A partnership based at Plymouth University that works to promote and improve local railway branch lines is celebrating winning a number of recent awards.
The Devon and Cornwall Rail Partnership, based in the University’s School of Geography, Earth and Environmental Science on the main Plymouth campus, won three top prizes and shared in a fourth at recent awards ceremonies.
A campaign promoting Looe and travelling to it by train - Love Looe - won Best Marketing Campaign at the National Community Rail awards held in Scarborough.
Run in partnership with Looe Tourist Information Centre, Visit Cornwall, Looe Town Council and the South East Cornwall Tourism Association, the campaign involved a big programme of media advertising, leaflets, branding and social media. 
It led to 2013 being the scenic Looe Valley Line’s busiest year for many years, with 118,122 journeys made on the line, up by just over 10,000 on 2012. 
A one-stop shop website for the Riviera Line, which links Exeter, Newton Abbot and Paignton, won the Innovation in Community Rail award. The website was set up as part of the Citizens’ Rail project, an EU Interreg project with local partners Devon County Council, Torbay Council and First Great Western. The project is led by the Rail Partnership and University.
The website aims to make it easy for people to find out anything they need to know about travelling by train from one of the Riviera Line’s stations and links to all manner of information held elsewhere on the internet, but perhaps tucked away.
It’s fully responsive, so works well on all electronic media and was built by Mike Parker-Bray, the Citizens’ Rail Communication Officer, based with the Partnership. It also won Most Interesting Community Engagement Activity at the Rail Exec Club’s Most Interesting awards held in Leicester.
In addition, the Partnership shared in the Outstanding Teamwork first prize at the Scarborough awards with Network Rail, First Great Western, Dawlish Town Council and Friends of Dawlish Station for rebuilding Dawlish station. The Partnership’s role was to encourage greater community involvement at the station. This included recruiting new members of the station Friends, organising planting sessions, with assistance and plants from local TV gardener Toby Buckland, and a lot of work with the Friends to help with the reopening events in April.
Partnership Manager, Richard Burningham said:
“I am delighted our projects have done so well. They represent a lot of hard work by a lot of people and wouldn’t have been possible without the involvement and support of our partners. Many thanks to them.”
Dan Okey, Regional Development Manager, West, for First Great Western said:
“First Great Western is proud of the communities we serve. Community Rail Partnerships have proved a great success story for the railway, which is evident in the fantastic growth in the number of rail journeys we have seen in recent years; 5 of the Country's top 10 fastest growing community rail lines are in Devon and Cornwall. The Devon and Cornwall Rail Partnership has continued its innovative work, supported by First Great Western, and can be very proud of its achievements.”

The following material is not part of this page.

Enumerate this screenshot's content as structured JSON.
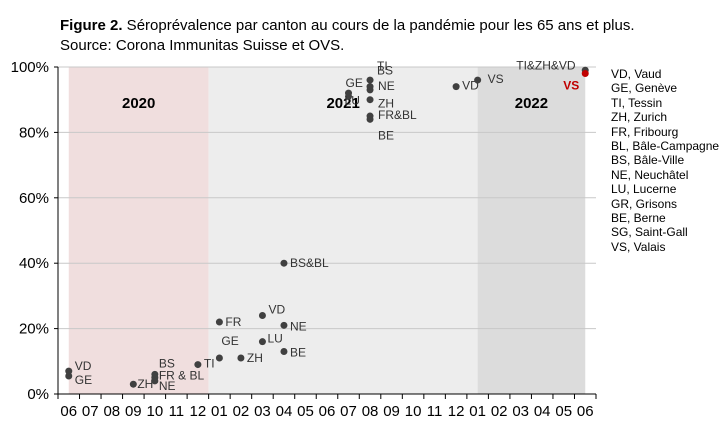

The Partnership is a non-profit partnership between local authorities, including Cornwall Council, Devon County Council and Plymouth City Council, First Great Western and the University. Since 1991, it has promoted and sought improvements to services and facilities on the branch lines of the two counties, including the Tamar Valley Line between Plymouth and Gunnislake and the Looe Valley Line between Liskeard and Looe.